Lunch hour confessions.


So today is Monday. I find myself thinking of lines from "Office Space" that apply directly my workplace. Everyone who has done work in an office for a company has experienced the "Office Space" effect too. We all have our own version of the TPS Report and things about our office and co-workers that drive us nuts.


All in all, my current workplace is good! A small company full of interesting characters that certainly keep things interesting. My own axe to grind has to do with lunch and our breakroom/kitchen where folks eat.

Axe 1: The hot pocket. I often bring my lunch to work and try to always (with one marked fishy exception) be concious of the way what I bring will smell like after being heated. Not everyone in my office remains aware of this.

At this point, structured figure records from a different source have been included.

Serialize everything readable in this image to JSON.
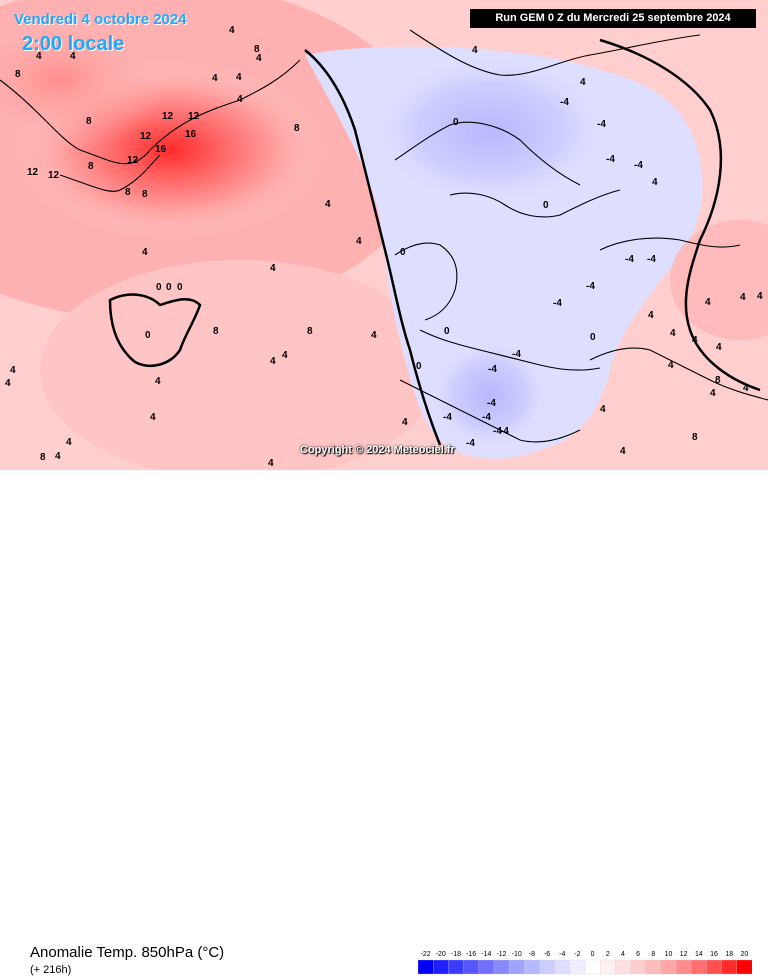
{
  "header": {
    "date": "Vendredi 4 octobre 2024",
    "local_time": "2:00 locale",
    "run": "Run GEM 0 Z du Mercredi 25 septembre 2024"
  },
  "copyright": "Copyright © 2024 Meteociel.fr",
  "footer": {
    "variable": "Anomalie Temp. 850hPa (°C)",
    "range": "(+ 216h)"
  },
  "legend": {
    "ticks": [
      "-22",
      "-20",
      "-18",
      "-16",
      "-14",
      "-12",
      "-10",
      "-8",
      "-6",
      "-4",
      "-2",
      "0",
      "2",
      "4",
      "6",
      "8",
      "10",
      "12",
      "14",
      "16",
      "18",
      "20"
    ],
    "colors": [
      "#0000ff",
      "#1f1fff",
      "#3b3bff",
      "#5656ff",
      "#7070ff",
      "#8a8aff",
      "#a2a2ff",
      "#b8b8ff",
      "#cccdff",
      "#dedfff",
      "#eeeeff",
      "#ffffff",
      "#fff0f0",
      "#ffe0e0",
      "#ffcfcf",
      "#ffbcbc",
      "#ffa5a5",
      "#ff8c8c",
      "#ff6f6f",
      "#ff4f4f",
      "#ff2a2a",
      "#ff0000"
    ]
  },
  "anomaly_labels": [
    "4",
    "4",
    "8",
    "4",
    "8",
    "4",
    "4",
    "4",
    "4",
    "8",
    "12",
    "12",
    "16",
    "12",
    "16",
    "12",
    "12",
    "12",
    "8",
    "8",
    "8",
    "8",
    "4",
    "4",
    "4",
    "4",
    "0",
    "0",
    "0",
    "0",
    "4",
    "8",
    "4",
    "4",
    "4",
    "8",
    "4",
    "4",
    "8",
    "4",
    "4",
    "4",
    "4",
    "4",
    "4",
    "0",
    "-4",
    "-4",
    "-4",
    "-4",
    "-4",
    "-4",
    "-4",
    "-4",
    "-4",
    "-4",
    "-4",
    "-4",
    "-4",
    "-4",
    "-4",
    "-4",
    "0",
    "0",
    "0",
    "0",
    "4",
    "4",
    "4",
    "4",
    "0",
    "4",
    "4",
    "4",
    "4",
    "4",
    "4",
    "8",
    "4",
    "8",
    "4",
    "4",
    "4"
  ]
}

Take the hot pocket lady. She brings a hot pocket or lean pocket to eat every single day she's in the office. First of all, that is disgusting. In the words of Dane Cook, "I have never eaten a hot pocket and afterwards looked back on it and thought 'that was a great decision.'" She heats up that chamber of processed meat goo and cheese yuck and eats it. And it always stinks in a way that permeates the office for an hour at minimum. The smell makes me think that someone's kid has come to visit and brought nasty "kid food" with them. Ok, I feel better. Moving on.

While in this vein, one more thing! Then I promise I will make a list of all the things I have to thankful for and quit complaining:

Axe 2: The loud phone talker. My office sells products directly to consumers, so we have a sales staff. Some of our sales staff are very loud and boisterous and talk on the phone in a manner where everyone can hear them. Every word, every call.

"Hey... how ya doin? Bobby Salesguy here. I was just thinking about your TPS report and I wanted to call and shoot you straight on this and that and the other....Right back atcha big guy!" This goes on all day and at volume that can be heard by anyone who cares to listen. While this seems like no big deal, lighten up and join the Bobby Salesguy party; it becomes grating. This person also has the habit of announcing their inner monologue of thoughts, songs, limericks, jokes, sayings, etc out loud.

But I am no different from anyone else at work today in their office/cubicle/workspace. Every co-worker has their qualities that seem unbearable, but the same person can really cheer you up on a day when you're more in the right frame of mind to laugh along.

As for the hot pocket - it will take me longer to come up something that redeems this habit. Maybe I'll just bring in an extra sandwich and leave in the refrigerator with this person's name on it.